Un ruido seco me despertó. Tardé unos segundos en procesar lo que había sido: era el libro que se había caído al suelo. Al estirar el brazo para cogerlo me di cuenta de que estaba recostada sobre Oliver. ¡Ay! Me quedé inmóvil. ¿Cómo había llegado a colocarme así? Tenía la cabeza apoyada en su pecho y su brazo derecho estaba sobre mi espalda. No me abrazaba, creo que simplemente lo había dejado ahí por comodidad. Tenía que quitarme enseguida. ¿Qué iba a pensar? ¿Y si se despertaba? En cuanto me moviera, seguro que se espabilaba. A lo mejor, con un poco de suerte cambiaba el brazo de sitio y podía soltarme sin que se diera cuenta… Mejor esperar. La verdad es que estaba cómoda. Notaba su respiración serena, sus latidos, el calor de su cuerpo bajo el mío… Me estaba resultando de lo más sensual y, después de mucho tiempo, regresaron a mi mente las imágenes de la terraza. Y yo estaba desnuda, solo con el albornoz. Debía salir de allí, ya mismo. Hice ademán de levantarme, pero él apretó el brazo y, para remate, cruzó una de sus piernas sobre las mías dejándome aprisionada. Empezó a subirme calor por la espalda y noté cómo las mejillas se me encendían. Uau. A lo mejor no pasaba nada si esperaba un ratito. Me quedé disfrutando de esa sensación en una especie de duermevela. De pronto, noté cómo me agarraba con ambos brazos y me subía hasta que mi cara estuvo a la altura de la suya, como si yo fuera una manta con la que arroparse. Tenía los ojos cerrados, pero ahora ya dudaba de que estuviera dormido. No podía ser. El calor era cada vez más intenso y tuve la sensación de que sus latidos también se aceleraban. Tenía mi boca a un milímetro de la suya y oí una voz lejana que me decía «bésale». Y yo, que me había jurado que nunca besaría a un chico antes de que él lo hiciera, me lancé sobre sus labios invocando ese mantra de «nunca digas nunca». Me pareció que respondía pero, entonces, abrí los ojos y vi que me estaba mirando con gesto de sorpresa. Me levanté casi de un salto.
—¿Me estabas besando?
—¡Yo! —«niégalo, niégalo, niega lo evidente, Alexia»—. ¡Ja! Más quisieras —«Dios, qué vergüenza, que me trague la tierra ya».

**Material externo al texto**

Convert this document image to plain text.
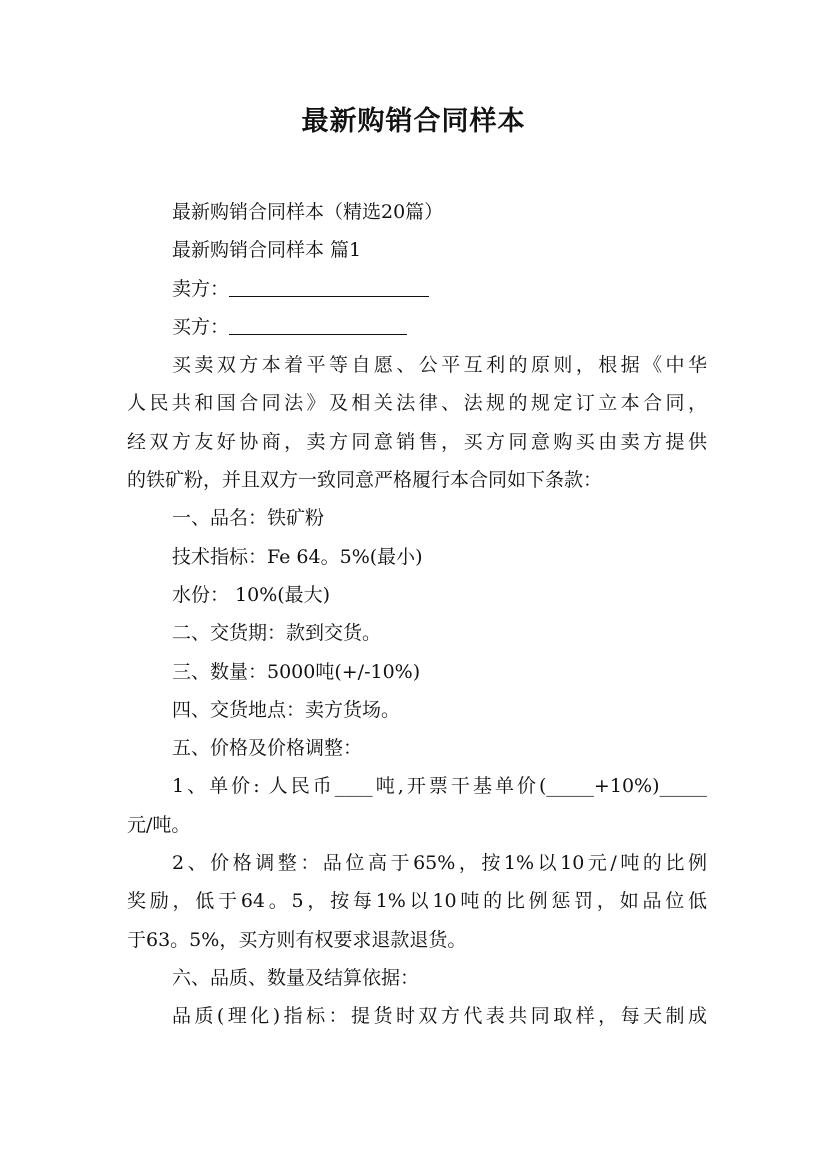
最新购销合同样本
最新购销合同样本（精选20篇）
最新购销合同样本 篇1
卖方：
买方：
买卖双方本着平等自愿、公平互利的原则，根据《中华
人民共和国合同法》及相关法律、法规的规定订立本合同，
经双方友好协商，卖方同意销售，买方同意购买由卖方提供
的铁矿粉，并且双方一致同意严格履行本合同如下条款：
一、品名：铁矿粉
技术指标：Fe 64。5%(最小)
水份： 10%(最大)
二、交货期：款到交货。
三、数量：5000吨(+/-10%)
四、交货地点：卖方货场。
五、价格及价格调整：
1、单价: 人民币____吨,开票干基单价(_____+10%)_____
元/吨。
2、价格调整：品位高于65%，按1%以10元/吨的比例
奖励，低于64。5，按每1%以10吨的比例惩罚，如品位低
于63。5%，买方则有权要求退款退货。
六、品质、数量及结算依据：
品质(理化)指标：提货时双方代表共同取样，每天制成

—Me estabas besando —aseveró con una sonrisa socarrona.
—Pero si estabas medio dormido.
—O sea, que lo admites.
—¡No admito nada! Digo que, como estabas dormido, habrá sido que tu mente te ha jugado una mala pasada.

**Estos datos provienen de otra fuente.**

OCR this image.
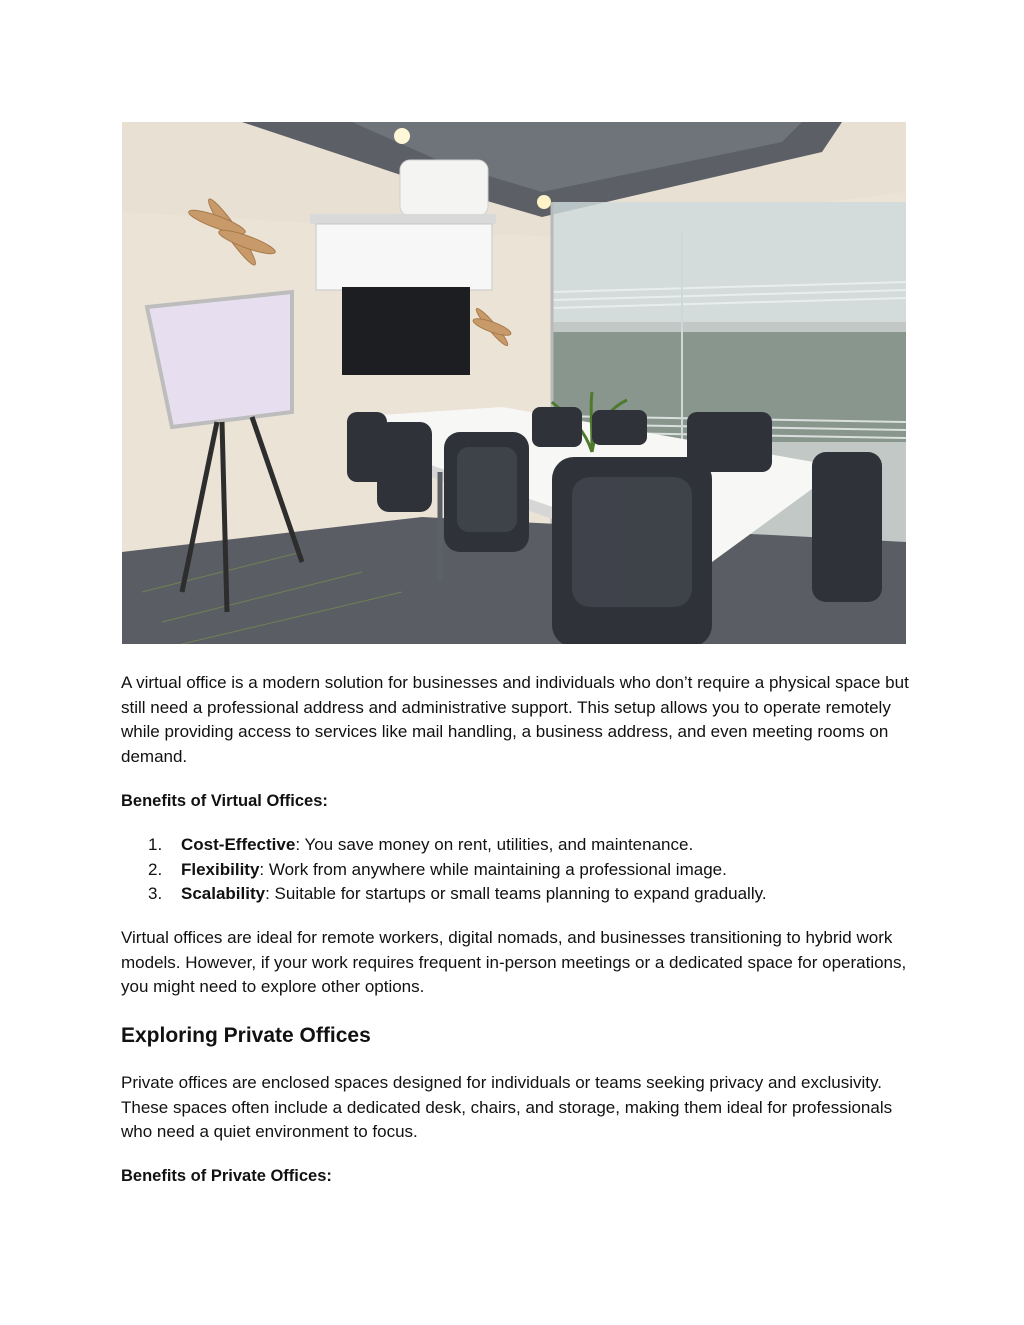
A virtual office is a modern solution for businesses and individuals who don’t require a physical space but still need a professional address and administrative support. This setup allows you to operate remotely while providing access to services like mail handling, a business address, and even meeting rooms on demand.

Benefits of Virtual Offices:

1. Cost-Effective: You save money on rent, utilities, and maintenance.
2. Flexibility: Work from anywhere while maintaining a professional image.
3. Scalability: Suitable for startups or small teams planning to expand gradually.

Virtual offices are ideal for remote workers, digital nomads, and businesses transitioning to hybrid work models. However, if your work requires frequent in-person meetings or a dedicated space for operations, you might need to explore other options.

Exploring Private Offices

Private offices are enclosed spaces designed for individuals or teams seeking privacy and exclusivity. These spaces often include a dedicated desk, chairs, and storage, making them ideal for professionals who need a quiet environment to focus.

Benefits of Private Offices:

Se rio. Yo no tenía la culpa, fue una pulsión irrefrenable y esa voz que me animaba a hacerlo… Y pensé que él me estaba respondiendo. Dios, qué vergüenza. Pero, claro, si había comenzado mi argumento negándolo todo, ahora no podía cambiarlo.
—Me voy a mi casa —dije mientras me dirigía hacia las escaleras.

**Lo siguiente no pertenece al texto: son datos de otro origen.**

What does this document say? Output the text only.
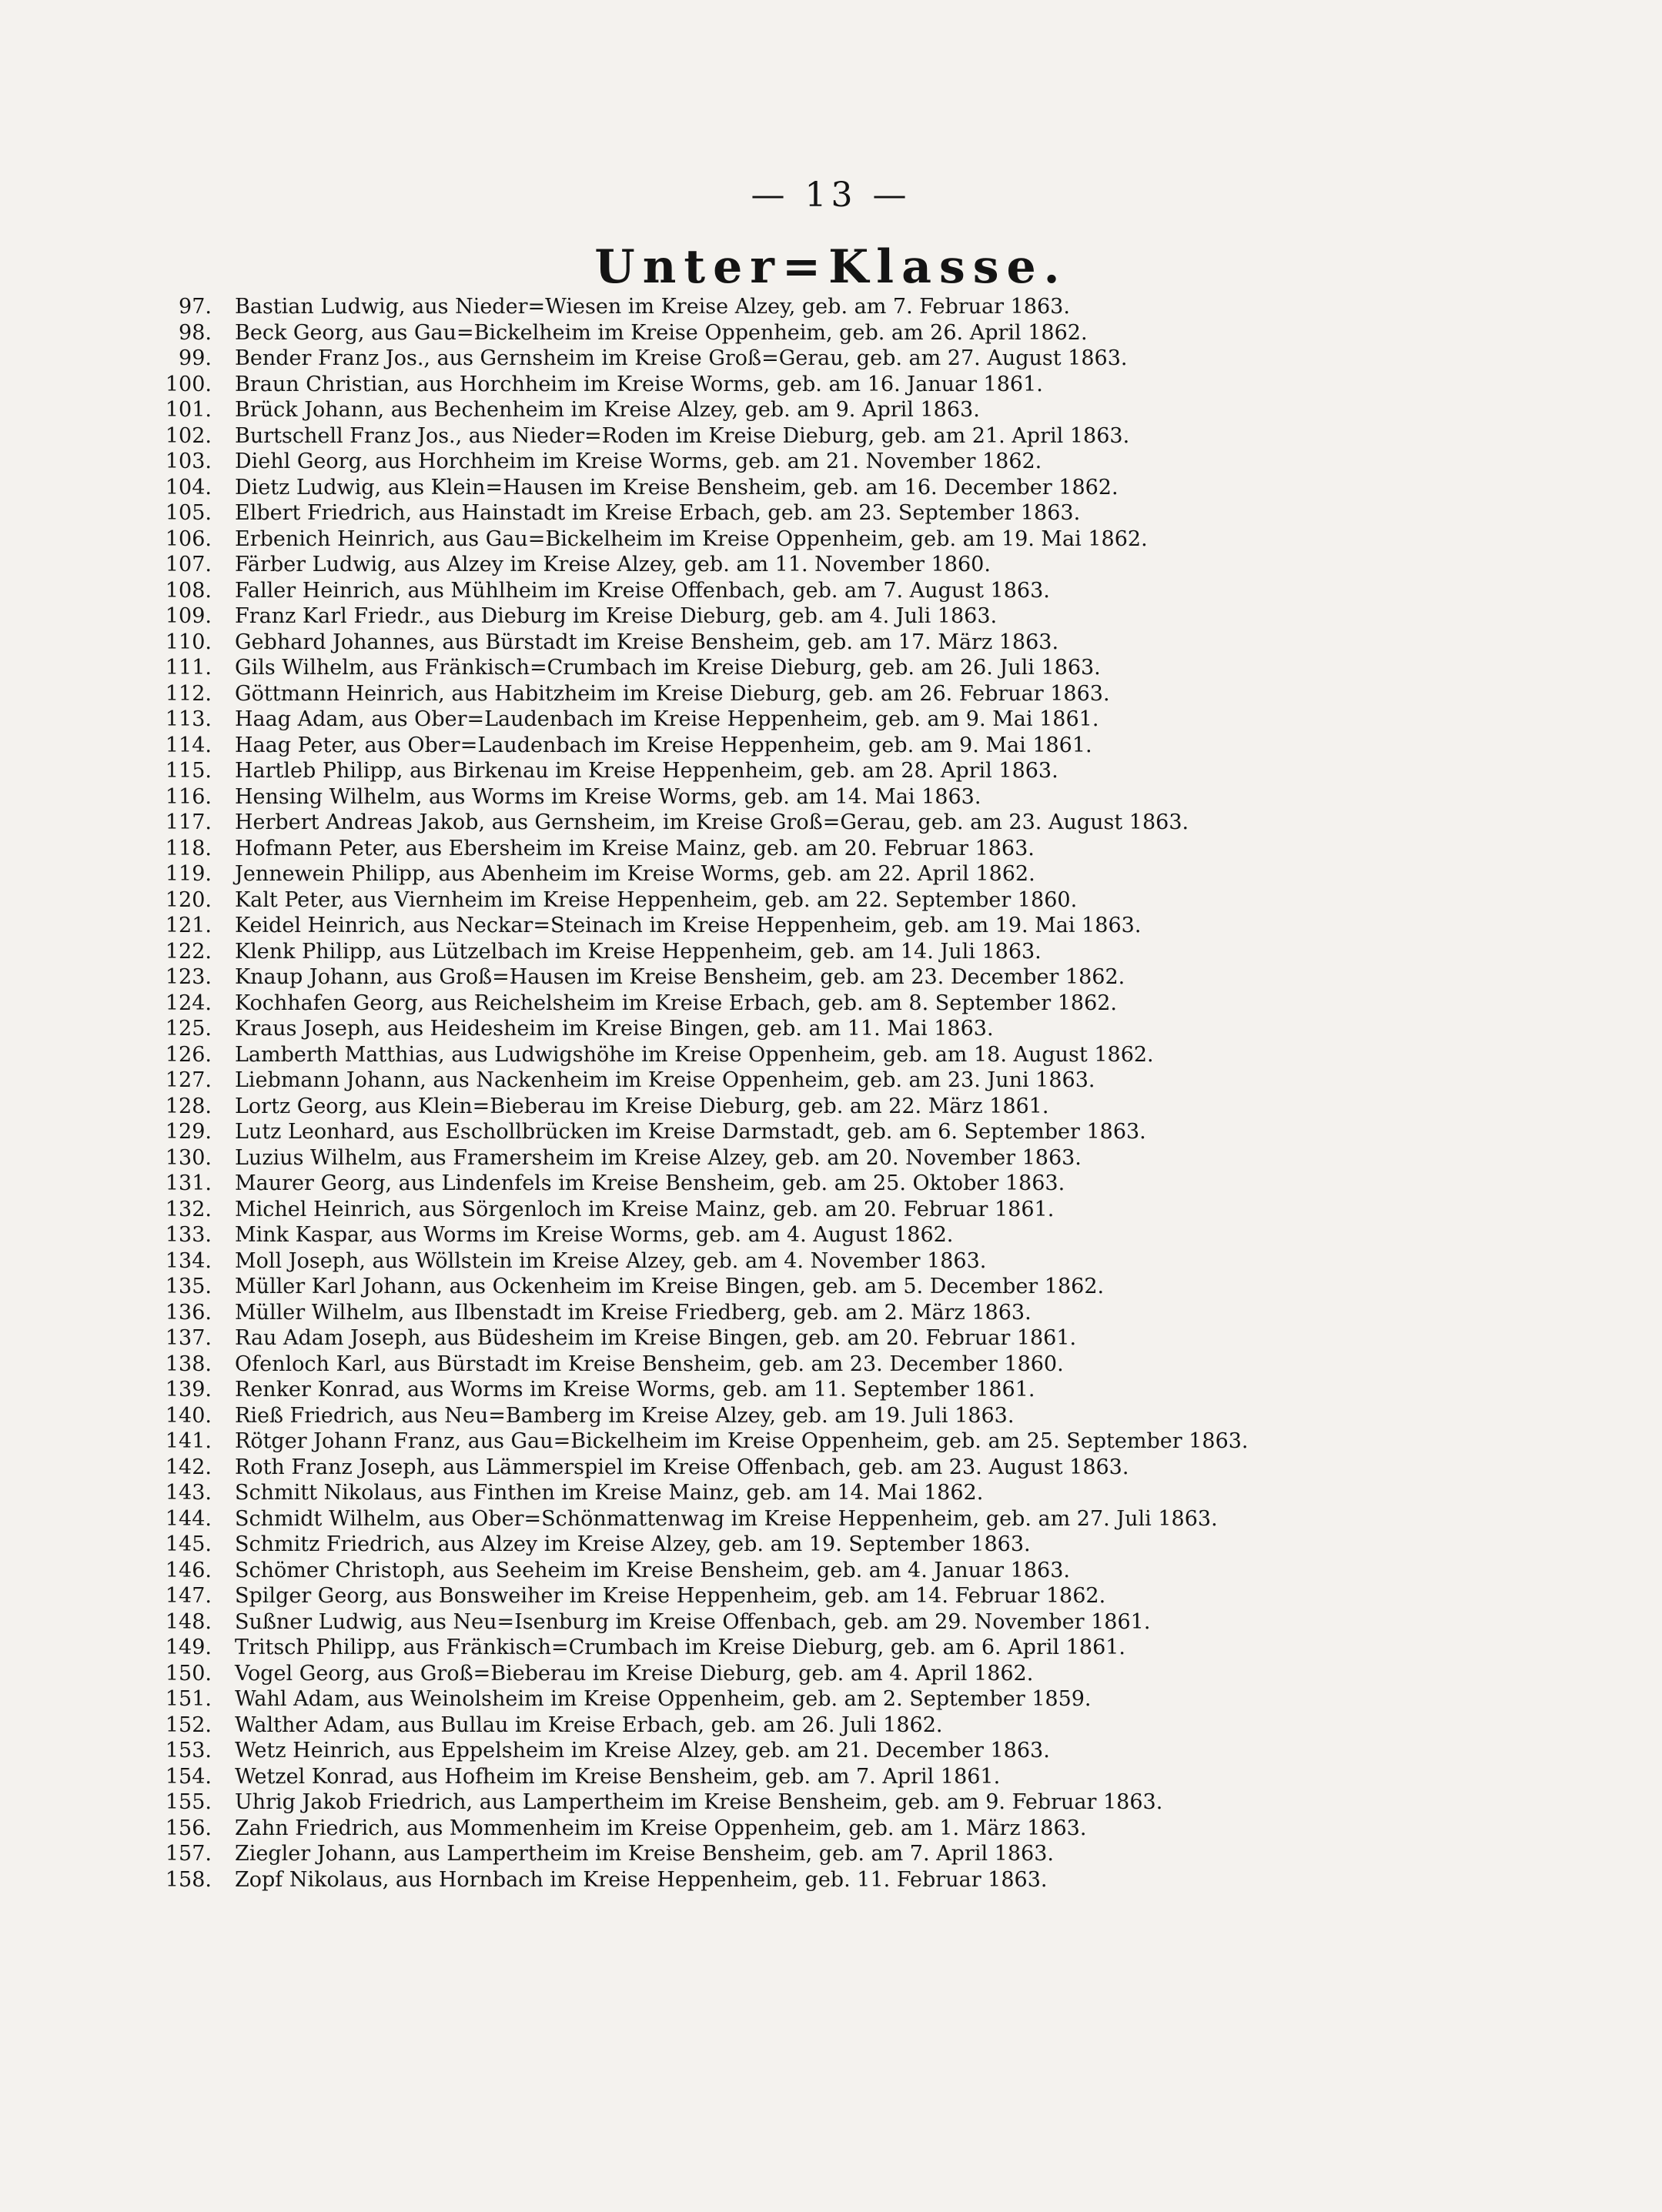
— 13 —
Unter=Klasse.
97. Bastian Ludwig, aus Nieder=Wiesen im Kreise Alzey, geb. am 7. Februar 1863.
98. Beck Georg, aus Gau=Bickelheim im Kreise Oppenheim, geb. am 26. April 1862.
99. Bender Franz Jos., aus Gernsheim im Kreise Groß=Gerau, geb. am 27. August 1863.
100. Braun Christian, aus Horchheim im Kreise Worms, geb. am 16. Januar 1861.
101. Brück Johann, aus Bechenheim im Kreise Alzey, geb. am 9. April 1863.
102. Burtschell Franz Jos., aus Nieder=Roden im Kreise Dieburg, geb. am 21. April 1863.
103. Diehl Georg, aus Horchheim im Kreise Worms, geb. am 21. November 1862.
104. Dietz Ludwig, aus Klein=Hausen im Kreise Bensheim, geb. am 16. December 1862.
105. Elbert Friedrich, aus Hainstadt im Kreise Erbach, geb. am 23. September 1863.
106. Erbenich Heinrich, aus Gau=Bickelheim im Kreise Oppenheim, geb. am 19. Mai 1862.
107. Färber Ludwig, aus Alzey im Kreise Alzey, geb. am 11. November 1860.
108. Faller Heinrich, aus Mühlheim im Kreise Offenbach, geb. am 7. August 1863.
109. Franz Karl Friedr., aus Dieburg im Kreise Dieburg, geb. am 4. Juli 1863.
110. Gebhard Johannes, aus Bürstadt im Kreise Bensheim, geb. am 17. März 1863.
111. Gils Wilhelm, aus Fränkisch=Crumbach im Kreise Dieburg, geb. am 26. Juli 1863.
112. Göttmann Heinrich, aus Habitzheim im Kreise Dieburg, geb. am 26. Februar 1863.
113. Haag Adam, aus Ober=Laudenbach im Kreise Heppenheim, geb. am 9. Mai 1861.
114. Haag Peter, aus Ober=Laudenbach im Kreise Heppenheim, geb. am 9. Mai 1861.
115. Hartleb Philipp, aus Birkenau im Kreise Heppenheim, geb. am 28. April 1863.
116. Hensing Wilhelm, aus Worms im Kreise Worms, geb. am 14. Mai 1863.
117. Herbert Andreas Jakob, aus Gernsheim, im Kreise Groß=Gerau, geb. am 23. August 1863.
118. Hofmann Peter, aus Ebersheim im Kreise Mainz, geb. am 20. Februar 1863.
119. Jennewein Philipp, aus Abenheim im Kreise Worms, geb. am 22. April 1862.
120. Kalt Peter, aus Viernheim im Kreise Heppenheim, geb. am 22. September 1860.
121. Keidel Heinrich, aus Neckar=Steinach im Kreise Heppenheim, geb. am 19. Mai 1863.
122. Klenk Philipp, aus Lützelbach im Kreise Heppenheim, geb. am 14. Juli 1863.
123. Knaup Johann, aus Groß=Hausen im Kreise Bensheim, geb. am 23. December 1862.
124. Kochhafen Georg, aus Reichelsheim im Kreise Erbach, geb. am 8. September 1862.
125. Kraus Joseph, aus Heidesheim im Kreise Bingen, geb. am 11. Mai 1863.
126. Lamberth Matthias, aus Ludwigshöhe im Kreise Oppenheim, geb. am 18. August 1862.
127. Liebmann Johann, aus Nackenheim im Kreise Oppenheim, geb. am 23. Juni 1863.
128. Lortz Georg, aus Klein=Bieberau im Kreise Dieburg, geb. am 22. März 1861.
129. Lutz Leonhard, aus Eschollbrücken im Kreise Darmstadt, geb. am 6. September 1863.
130. Luzius Wilhelm, aus Framersheim im Kreise Alzey, geb. am 20. November 1863.
131. Maurer Georg, aus Lindenfels im Kreise Bensheim, geb. am 25. Oktober 1863.
132. Michel Heinrich, aus Sörgenloch im Kreise Mainz, geb. am 20. Februar 1861.
133. Mink Kaspar, aus Worms im Kreise Worms, geb. am 4. August 1862.
134. Moll Joseph, aus Wöllstein im Kreise Alzey, geb. am 4. November 1863.
135. Müller Karl Johann, aus Ockenheim im Kreise Bingen, geb. am 5. December 1862.
136. Müller Wilhelm, aus Ilbenstadt im Kreise Friedberg, geb. am 2. März 1863.
137. Rau Adam Joseph, aus Büdesheim im Kreise Bingen, geb. am 20. Februar 1861.
138. Ofenloch Karl, aus Bürstadt im Kreise Bensheim, geb. am 23. December 1860.
139. Renker Konrad, aus Worms im Kreise Worms, geb. am 11. September 1861.
140. Rieß Friedrich, aus Neu=Bamberg im Kreise Alzey, geb. am 19. Juli 1863.
141. Rötger Johann Franz, aus Gau=Bickelheim im Kreise Oppenheim, geb. am 25. September 1863.
142. Roth Franz Joseph, aus Lämmerspiel im Kreise Offenbach, geb. am 23. August 1863.
143. Schmitt Nikolaus, aus Finthen im Kreise Mainz, geb. am 14. Mai 1862.
144. Schmidt Wilhelm, aus Ober=Schönmattenwag im Kreise Heppenheim, geb. am 27. Juli 1863.
145. Schmitz Friedrich, aus Alzey im Kreise Alzey, geb. am 19. September 1863.
146. Schömer Christoph, aus Seeheim im Kreise Bensheim, geb. am 4. Januar 1863.
147. Spilger Georg, aus Bonsweiher im Kreise Heppenheim, geb. am 14. Februar 1862.
148. Sußner Ludwig, aus Neu=Isenburg im Kreise Offenbach, geb. am 29. November 1861.
149. Tritsch Philipp, aus Fränkisch=Crumbach im Kreise Dieburg, geb. am 6. April 1861.
150. Vogel Georg, aus Groß=Bieberau im Kreise Dieburg, geb. am 4. April 1862.
151. Wahl Adam, aus Weinolsheim im Kreise Oppenheim, geb. am 2. September 1859.
152. Walther Adam, aus Bullau im Kreise Erbach, geb. am 26. Juli 1862.
153. Wetz Heinrich, aus Eppelsheim im Kreise Alzey, geb. am 21. December 1863.
154. Wetzel Konrad, aus Hofheim im Kreise Bensheim, geb. am 7. April 1861.
155. Uhrig Jakob Friedrich, aus Lampertheim im Kreise Bensheim, geb. am 9. Februar 1863.
156. Zahn Friedrich, aus Mommenheim im Kreise Oppenheim, geb. am 1. März 1863.
157. Ziegler Johann, aus Lampertheim im Kreise Bensheim, geb. am 7. April 1863.
158. Zopf Nikolaus, aus Hornbach im Kreise Heppenheim, geb. 11. Februar 1863.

—¿Y vas a saltar en albornoz?
—Saltaré como me dé la gana.
—¿Otro beso de buenas noches? —casi no pudo terminar la frase de la risa.
—Que te den.
Menos mal que mi ropa se había secado y ya no llovía, así que pude entrar en casa sin problemas. Ya le había dado suficientes argumentos para que se burlara de mí.